The Use of Electroanatomical Mapping to Facilitate Redo Ablation of an Accessory Pathway

Dr Stuart Tan, Mr Jonathan Sibley & Dr Stuart Harris
Dept of Electrophysiology, Essex Cardiothoracic Centre, Basildon and Thurrock NHS Trust.

Radiofrequency ablation is established as an effective and safe treatment of narrow complex tachycardia.  Evidence shows that acute success is in the region of 90-95% and if so it has a 90-95% cure rate.  [1]In the minority of case where recurrence does occur redo procedures are very often successful.  The de-facto method is to utilise conventional mapping and fluoroscopy to find earliest activation points and perform ablation.  We present the case of a redo SVT ablation where we chose to employ electroanatomical mapping systems to facilitate mapping and ablation.


Mr SR is a 49 year of man who presented with evidence on 12L ECG of regular narrow complex tachycardia.  He has a history of palpitations stretching back for 15 years with episodes of sudden onset lasting up to 30 minutes.   Baseline ECG showed no evidence of pre-excitation and he continued to have symptoms despite therapy with Sotalol.  He was taken forward for EPS +/- ablation.

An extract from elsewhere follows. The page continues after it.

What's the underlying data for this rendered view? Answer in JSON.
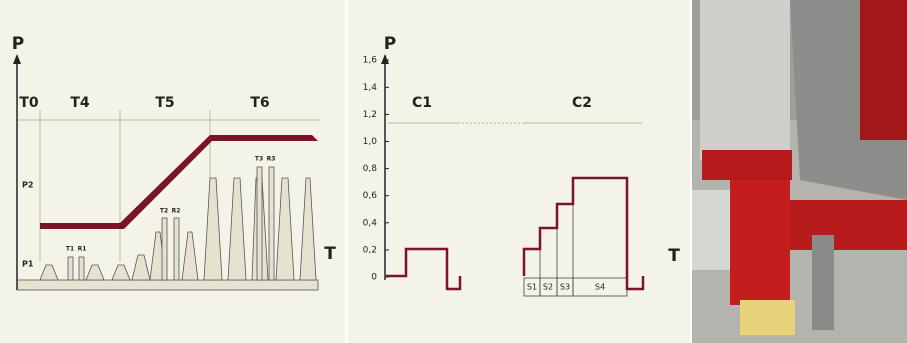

At EPS a standard four wire study was performed with a decapolar catheter in the coronary sinus (CS) and three quadripolar catheters placed at the high right atrium (HRA), His position and the right ventricular apex (RVA).  During formal electrophysiological testing retrograde conduction was clearly non-decremental with CS 9-10 leading.  Anterograde testing was decremental with no evidence of pre-excitation.  Tachycardia was initiated after programmed stimulation in the atrium with proximal CS leading.  Pacing manoeuvres were performed; atrial reset was observed with His-synchronous VPBs.  The tachycardia spontaneously changed between left and right bundle branch block with a change in tachycardia cycle length.  This was all consistent with pathway mediated orthodromic AVRT.

The accessory pathway was mapped during tachycardia both on the right side in the region of the proximal CS and also in the left atrium via trans-septal puncture.  The earliest signals were seen in the proximal CS and ablation here terminated tachycardia and resulted in decremental retrograde conduction on testing.  Thus ablation of a Right sided Postero-Septal Accessory Pathway was acutely successful.

Mr SR suffered recurrent symptoms 10 days after ablation and after consultation in clinic came forward for a redo procedure.  Again orthodromic AVRT was demonstrated on EPS and following conventional mapping energy was once again delivered in the region of the proximal CS. 

Mr SR remained well for 18 months but began to suffer palpitations once more.  He was brought back to the EP lab for a third procedure and this time we elected to use electroanatomical mapping with CARTO3 to allow us to create an accurate activation map and locate his current pathway.   He was in sinus rhythm at the start of the case and programmed stimulation from the ventricle showed non-decremental conduction with His A leading (figure 1).  During further retrograde testing tachycardia was induced again with His A leading  (figure 2).  Hissynchronous ventricular beats caused clear atrial reset consistent with a pathway (figure 3).  Using CARTO 3 we mapped around the right atrium creating a local activation map (figure 4).  The earliest signal was seen in the postero-septal region distant from but not very far from the His bundle which we had previously marked on our map.  Radiofrequency energy was delivered in sinus rhythm and retrograde block of the pathway was demonstrated (figure 5)


As this was a second redo case we felt if we used CARTO it would improve our chances of achieving long term success.  The use of CARTO in this case allowed us to very accurately map the atrial insertion of the AP during tachycardia.  We created a dense activation map with over 60 points in a small area of the right atrium.  We were conscious that on fluoroscopy our catheter marking His looked very close to the ablation catheter both in LAO and RAO projections but the electroanatomical map gave us confidence that as well as not seeing His electrograms we were definitely away from the AV node.  The activation map would also theoretically allow an operator to deliver RF to the area shown to have earliest activation were the pathway to become physically “bumped” whereas during conventional mapping this would not be possible. 

Figure 1

Figure 2

Figure 3

Figure 4

Figure 5

  1. Blomstrom-Lundqvist, C., et al., ACC/AHA/ESC guidelines for the management of patients with supraventricular arrhythmias--executive summary: a report of the American College of Cardiology/American Heart Association Task Force on Practice Guidelines and the European Society of Cardiology Committee for Practice Guidelines (Writing Committee to Develop Guidelines for the Management of Patients With Supraventricular Arrhythmias). Circulation, 2003. 108(15): p. 1871-909.